For someone to buy a book, buy ingredients, take the time to make something—that’s a huge amount of trust and I never want to take that for granted. There’s a photo for every recipe and I took them all, which is new for me. It’s not professionally food styled. It’s very much from my kitchen to yours.
Can you share some of your favorite charts in the book?
The final chart is fruit cobblers and crisps. That one I love because it treats baking kind of like cooking—you don’t have to measure things too precisely.
You also began teaching online cooking classes during the pandemic and have continued to do them. What have you learned is the best way to help someone develop confidence in the kitchen?
I wish I could give you one answer, but it depends on the person and how they best learn. I’ve heard from so many people who are neurodivergent and have told me the charts are the first time they’ve really understood cooking. It’s made me get curious about how my brain works. It sounds so obvious, but to help someone be confident is about helping them figure out how they communicate.
I often find myself thinking about something you say in your newsletter, which is that not every meal has to be the best meal you’ve ever had. Sometimes it just needs to be sufficient. This is not something we hear from cookbook authors very much. Why is it important for you to remind people of that?

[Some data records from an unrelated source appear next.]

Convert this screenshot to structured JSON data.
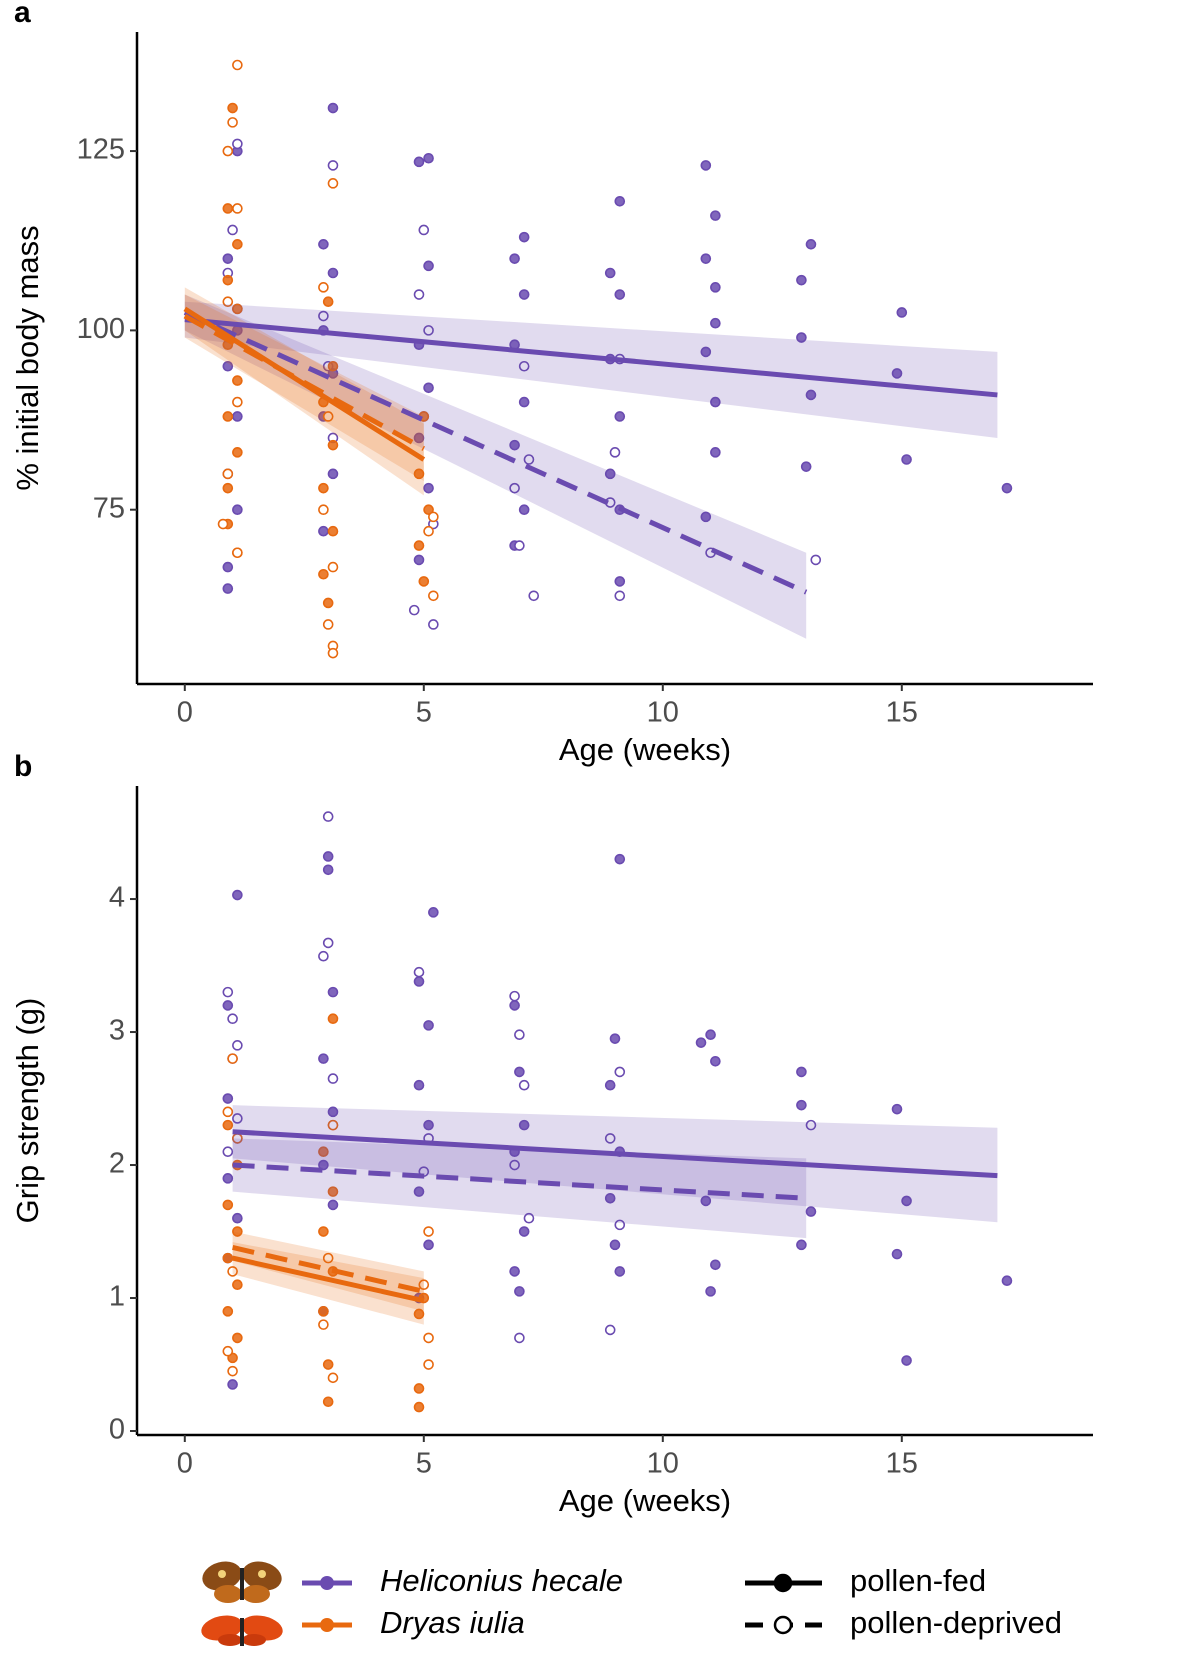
{
  "chart_data": [
    {
      "type": "scatter",
      "title": "a",
      "x_label": "Age (weeks)",
      "y_label": "% initial body mass",
      "xlim": [
        -1,
        19
      ],
      "ylim": [
        50.7,
        141.6
      ],
      "xticks": [
        0,
        5,
        10,
        15
      ],
      "yticks": [
        75,
        100,
        125
      ],
      "series": [
        {
          "species": 0,
          "diet": 0,
          "x": [
            1.1,
            0.9,
            1.1,
            0.9,
            1.1,
            0.9,
            1.1,
            0.9,
            0.9,
            3.1,
            2.9,
            3.1,
            2.9,
            3.1,
            2.9,
            3.1,
            2.9,
            5.1,
            4.9,
            5.1,
            4.9,
            5.1,
            4.9,
            5.1,
            4.9,
            7.1,
            6.9,
            7.1,
            6.9,
            7.1,
            6.9,
            7.1,
            6.9,
            9.1,
            8.9,
            9.1,
            8.9,
            9.1,
            8.9,
            9.1,
            9.1,
            10.9,
            11.1,
            10.9,
            11.1,
            11.1,
            10.9,
            11.1,
            11.1,
            10.9,
            13.1,
            12.9,
            12.9,
            13.1,
            13.0,
            15.0,
            14.9,
            15.1,
            17.2
          ],
          "values": [
            125,
            110,
            100,
            95,
            88,
            80,
            75,
            67,
            64,
            131,
            112,
            108,
            100,
            94,
            88,
            80,
            72,
            124,
            123.5,
            109,
            98,
            92,
            85,
            78,
            68,
            113,
            110,
            105,
            98,
            90,
            84,
            75,
            70,
            118,
            108,
            105,
            96,
            88,
            80,
            75,
            65,
            123,
            116,
            110,
            106,
            101,
            97,
            90,
            83,
            74,
            112,
            107,
            99,
            91,
            81,
            102.5,
            94,
            82,
            78
          ],
          "fit": {
            "x": [
              0,
              17
            ],
            "values": [
              101.5,
              91
            ],
            "band_low": [
              99,
              85
            ],
            "band_high": [
              104,
              97
            ]
          }
        },
        {
          "species": 0,
          "diet": 1,
          "x": [
            1.1,
            1.0,
            0.9,
            1.1,
            3.1,
            2.9,
            3.0,
            3.1,
            5.0,
            4.9,
            5.1,
            5.0,
            5.2,
            4.8,
            5.2,
            7.1,
            7.2,
            6.9,
            7.0,
            7.3,
            9.1,
            9.0,
            8.9,
            9.1,
            11.0,
            13.2
          ],
          "values": [
            126,
            114,
            108,
            103,
            123,
            102,
            95,
            85,
            114,
            105,
            100,
            88,
            73,
            61,
            59,
            95,
            82,
            78,
            70,
            63,
            96,
            83,
            76,
            63,
            69,
            68
          ],
          "fit": {
            "x": [
              0,
              13
            ],
            "values": [
              102.5,
              63.5
            ],
            "band_low": [
              100,
              57
            ],
            "band_high": [
              105,
              69
            ]
          }
        },
        {
          "species": 1,
          "diet": 0,
          "x": [
            1.0,
            0.9,
            1.1,
            0.9,
            1.1,
            0.9,
            1.1,
            0.9,
            1.1,
            0.9,
            0.9,
            1.1,
            3.0,
            3.1,
            2.9,
            3.1,
            2.9,
            3.1,
            2.9,
            3.0,
            5.0,
            4.9,
            5.1,
            4.9,
            5.0
          ],
          "values": [
            131,
            117,
            112,
            107,
            103,
            98,
            93,
            88,
            83,
            78,
            73,
            69,
            104,
            95,
            90,
            84,
            78,
            72,
            66,
            62,
            88,
            80,
            75,
            70,
            65
          ],
          "fit": {
            "x": [
              0,
              5
            ],
            "values": [
              103,
              82
            ],
            "band_low": [
              100,
              77
            ],
            "band_high": [
              106,
              87
            ]
          }
        },
        {
          "species": 1,
          "diet": 1,
          "x": [
            1.1,
            1.0,
            0.9,
            1.1,
            0.9,
            1.1,
            0.9,
            0.8,
            1.1,
            3.1,
            2.9,
            3.0,
            2.9,
            3.1,
            3.0,
            3.1,
            3.1,
            5.2,
            5.1,
            5.2
          ],
          "values": [
            137,
            129,
            125,
            117,
            104,
            90,
            80,
            73,
            69,
            120.5,
            106,
            88,
            75,
            67,
            59,
            56,
            55,
            74,
            72,
            63
          ],
          "fit": {
            "x": [
              0,
              5
            ],
            "values": [
              102,
              83.5
            ],
            "band_low": [
              99,
              79
            ],
            "band_high": [
              105,
              88
            ]
          }
        }
      ]
    },
    {
      "type": "scatter",
      "title": "b",
      "x_label": "Age (weeks)",
      "y_label": "Grip strength (g)",
      "xlim": [
        -1,
        19
      ],
      "ylim": [
        -0.03,
        4.85
      ],
      "xticks": [
        0,
        5,
        10,
        15
      ],
      "yticks": [
        0,
        1,
        2,
        3,
        4
      ],
      "series": [
        {
          "species": 0,
          "diet": 0,
          "x": [
            1.1,
            0.9,
            1.0,
            0.9,
            1.1,
            0.9,
            1.1,
            0.9,
            1.0,
            3.0,
            3.0,
            3.1,
            2.9,
            3.1,
            2.9,
            3.1,
            2.9,
            5.2,
            4.9,
            5.1,
            4.9,
            5.1,
            4.9,
            5.1,
            4.9,
            6.9,
            7.0,
            7.1,
            6.9,
            7.1,
            6.9,
            7.0,
            9.1,
            9.0,
            8.9,
            9.1,
            8.9,
            9.0,
            9.1,
            10.8,
            11.0,
            11.1,
            10.9,
            11.1,
            11.0,
            12.9,
            12.9,
            13.1,
            12.9,
            14.9,
            14.9,
            15.1,
            15.1,
            17.2
          ],
          "values": [
            4.03,
            3.2,
            2.8,
            2.5,
            2.2,
            1.9,
            1.6,
            1.3,
            0.35,
            4.32,
            4.22,
            3.3,
            2.8,
            2.4,
            2.0,
            1.7,
            0.9,
            3.9,
            3.38,
            3.05,
            2.6,
            2.3,
            1.8,
            1.4,
            1.0,
            3.2,
            2.7,
            2.3,
            2.1,
            1.5,
            1.2,
            1.05,
            4.3,
            2.95,
            2.6,
            2.1,
            1.75,
            1.4,
            1.2,
            2.92,
            2.98,
            2.78,
            1.73,
            1.25,
            1.05,
            2.7,
            2.45,
            1.65,
            1.4,
            2.42,
            1.33,
            0.53,
            1.73,
            1.13
          ],
          "fit": {
            "x": [
              1,
              17
            ],
            "values": [
              2.25,
              1.92
            ],
            "band_low": [
              2.05,
              1.57
            ],
            "band_high": [
              2.45,
              2.28
            ]
          }
        },
        {
          "species": 0,
          "diet": 1,
          "x": [
            0.9,
            1.0,
            1.1,
            1.1,
            0.9,
            3.0,
            3.0,
            2.9,
            3.1,
            4.9,
            5.1,
            5.0,
            6.9,
            7.0,
            7.1,
            6.9,
            7.2,
            7.0,
            9.1,
            8.9,
            9.1,
            8.9,
            13.1
          ],
          "values": [
            3.3,
            3.1,
            2.9,
            2.35,
            2.1,
            4.62,
            3.67,
            3.57,
            2.65,
            3.45,
            2.2,
            1.95,
            3.27,
            2.98,
            2.6,
            2.0,
            1.6,
            0.7,
            2.7,
            2.2,
            1.55,
            0.76,
            2.3
          ],
          "fit": {
            "x": [
              1,
              13
            ],
            "values": [
              2.0,
              1.75
            ],
            "band_low": [
              1.8,
              1.45
            ],
            "band_high": [
              2.2,
              2.05
            ]
          }
        },
        {
          "species": 1,
          "diet": 0,
          "x": [
            0.9,
            1.1,
            0.9,
            1.1,
            0.9,
            1.1,
            0.9,
            1.1,
            1.0,
            3.1,
            3.1,
            2.9,
            3.1,
            2.9,
            3.1,
            2.9,
            3.0,
            3.0,
            5.0,
            4.9,
            4.9,
            4.9
          ],
          "values": [
            2.3,
            2.0,
            1.7,
            1.5,
            1.3,
            1.1,
            0.9,
            0.7,
            0.55,
            3.1,
            2.3,
            2.1,
            1.8,
            1.5,
            1.2,
            0.9,
            0.5,
            0.22,
            1.0,
            0.88,
            0.32,
            0.18
          ],
          "fit": {
            "x": [
              1,
              5
            ],
            "values": [
              1.3,
              0.98
            ],
            "band_low": [
              1.18,
              0.8
            ],
            "band_high": [
              1.42,
              1.15
            ]
          }
        },
        {
          "species": 1,
          "diet": 1,
          "x": [
            1.0,
            0.9,
            1.1,
            1.0,
            0.9,
            1.0,
            3.1,
            3.0,
            2.9,
            3.1,
            5.1,
            5.0,
            5.1,
            5.1
          ],
          "values": [
            2.8,
            2.4,
            2.2,
            1.2,
            0.6,
            0.45,
            2.3,
            1.3,
            0.8,
            0.4,
            1.5,
            1.1,
            0.7,
            0.5
          ],
          "fit": {
            "x": [
              1,
              5
            ],
            "values": [
              1.38,
              1.05
            ],
            "band_low": [
              1.28,
              0.9
            ],
            "band_high": [
              1.5,
              1.2
            ]
          }
        }
      ]
    }
  ],
  "legend": {
    "species": [
      {
        "name": "Heliconius hecale",
        "color": "#6a4bb0"
      },
      {
        "name": "Dryas iulia",
        "color": "#e8690f"
      }
    ],
    "diet": [
      {
        "name": "pollen-fed",
        "dashed": false,
        "filled": true
      },
      {
        "name": "pollen-deprived",
        "dashed": true,
        "filled": false
      }
    ]
  }
}
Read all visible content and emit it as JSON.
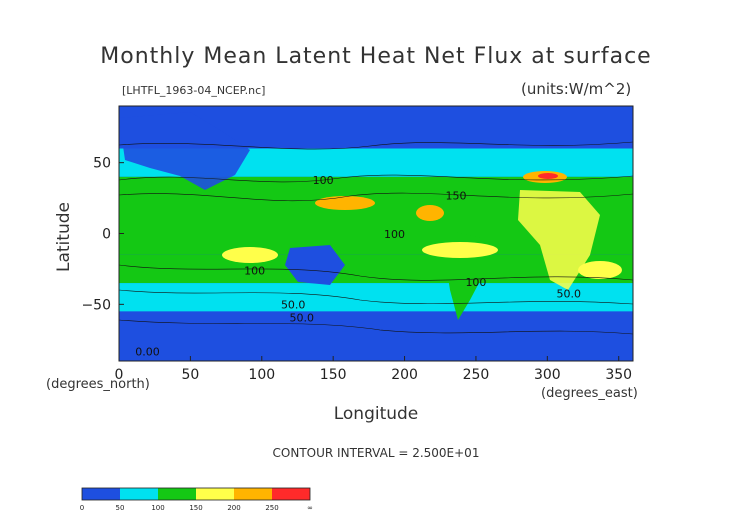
{
  "chart_data": {
    "type": "heatmap",
    "title": "Monthly Mean Latent Heat Net Flux at surface",
    "file_label": "[LHTFL_1963-04_NCEP.nc]",
    "units_label": "(units:W/m^2)",
    "xlabel": "Longitude",
    "ylabel": "Latitude",
    "x_unit": "(degrees_east)",
    "y_unit": "(degrees_north)",
    "xlim": [
      0,
      360
    ],
    "ylim": [
      -90,
      90
    ],
    "x_ticks": [
      0,
      50,
      100,
      150,
      200,
      250,
      300,
      350
    ],
    "y_ticks": [
      50,
      0,
      -50
    ],
    "contour_interval_text": "CONTOUR INTERVAL = 2.500E+01",
    "contour_labels": [
      {
        "text": "100",
        "x": 143,
        "y": 35
      },
      {
        "text": "150",
        "x": 236,
        "y": 24
      },
      {
        "text": "100",
        "x": 193,
        "y": -3
      },
      {
        "text": "100",
        "x": 95,
        "y": -29
      },
      {
        "text": "100",
        "x": 250,
        "y": -37
      },
      {
        "text": "50.0",
        "x": 122,
        "y": -53
      },
      {
        "text": "50.0",
        "x": 315,
        "y": -45
      },
      {
        "text": "50.0",
        "x": 128,
        "y": -62
      },
      {
        "text": "0.00",
        "x": 20,
        "y": -86
      }
    ],
    "colorbar": {
      "colors": [
        "#1e4fe0",
        "#00e1f0",
        "#14c814",
        "#ffff4a",
        "#ffb400",
        "#ff2a2a"
      ],
      "tick_labels": [
        "0",
        "50",
        "100",
        "150",
        "200",
        "250",
        "∞"
      ]
    },
    "bands": [
      {
        "lat": [
          60,
          90
        ],
        "value": 20
      },
      {
        "lat": [
          40,
          60
        ],
        "value": 60
      },
      {
        "lat": [
          -15,
          40
        ],
        "value": 130
      },
      {
        "lat": [
          -35,
          -15
        ],
        "value": 140
      },
      {
        "lat": [
          -55,
          -35
        ],
        "value": 70
      },
      {
        "lat": [
          -90,
          -55
        ],
        "value": 20
      }
    ]
  }
}
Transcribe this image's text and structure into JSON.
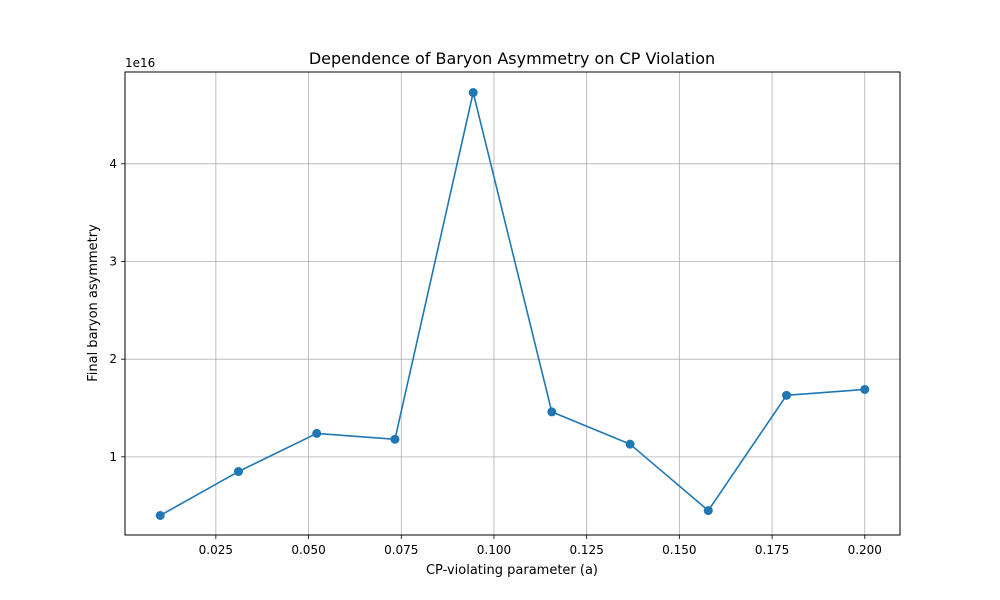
{
  "chart_data": {
    "type": "line",
    "title": "Dependence of Baryon Asymmetry on CP Violation",
    "xlabel": "CP-violating parameter (a)",
    "ylabel": "Final baryon asymmetry",
    "y_offset_label": "1e16",
    "x_ticks": [
      "0.025",
      "0.050",
      "0.075",
      "0.100",
      "0.125",
      "0.150",
      "0.175",
      "0.200"
    ],
    "x_tick_values": [
      0.025,
      0.05,
      0.075,
      0.1,
      0.125,
      0.15,
      0.175,
      0.2
    ],
    "y_ticks": [
      "1",
      "2",
      "3",
      "4"
    ],
    "y_tick_values": [
      1,
      2,
      3,
      4
    ],
    "xlim": [
      0.0005,
      0.2095
    ],
    "ylim": [
      0.2,
      4.94
    ],
    "y_unit_multiplier": 1e+16,
    "grid": true,
    "marker": "circle",
    "colors": {
      "line": "#1f77b4",
      "grid": "#b0b0b0",
      "axes": "#000000"
    },
    "series": [
      {
        "x": [
          0.01,
          0.0311,
          0.0522,
          0.0733,
          0.0944,
          0.1156,
          0.1367,
          0.1578,
          0.1789,
          0.2
        ],
        "values": [
          0.4,
          0.85,
          1.24,
          1.18,
          4.73,
          1.46,
          1.13,
          0.45,
          1.63,
          1.69
        ]
      }
    ]
  }
}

That refrain came from me saying that to myself, just to lower the pressure. I have noticed what you’ve noticed—that’s not a message most cookbook authors say. We’re all in the business of trying to sell books. I think people feel a lot of pressure to impress—to show you something you’ve never seen. I have nothing against that, but it’s not what I care about. I care about us taking care of ourselves and feeding ourselves and each other. That’s daily, relentless labor. If I’m trying to wow myself or anyone else three meals a day every day, I would get so burned out. I’m in it for the long haul. I find a lot of pleasure in simplicity.
What do you want to see less of and more of in the food world today?
In the food world at large, maybe less pressure for folks to churn out content and more time in between projects. We’re making cooking harder than it needs to be.
Before you moved upstate, you lived in Brooklyn. What’s your go-to bodega order?
Bacon, egg, and cheese; salt, pepper, ketchup. Not original, but it’s great.
What’s the most underrated ingredient?
Carrots are amazing. I put them in so many things. They are a workhorse and so reliable.
Overrated ingredients?
Truffle. Lobster.
Best thing you’ve eaten recently?
I help out at a local farm called Long Season Farm and I brought home some of their heirloom tomato seconds—ones that are a little bruised or split. Yesterday, I had toast with pimento cheese and the heirlooms and it was so good.
What in your kitchen do you splurge on? Save on?
I buy California Olive Ranch olive oil—they sell it by the box, like a box of wine. I buy six boxes at a time and keep them in my cabinet. It’s a lot of money up front but I think maybe it saves me money over time? I also like that Fishwife tinned fish. I spend a lot of money on that. For lunch, I often have a piece of toast with mayo and a can of one of those with a little lemon, chips and a salad.
Because I cook and eat 95 percent of my meals at home, I save money on food in general. I also help out at Long Season and get paid in vegetables. So I don’t spend on vegetables, but I work for them.
Is there a kitchen etiquette rule you live by?
When you are at someone else’s house, always offer to help with dishes.
You can invite three people, dead or alive, to your dream dinner party. Who are they?
This is sappy, but my mom’s parents, because I never met them. And, this is so random, but I also just want to hang out with Doug Emhoff. I think my Jewish grandparents would enjoy his company.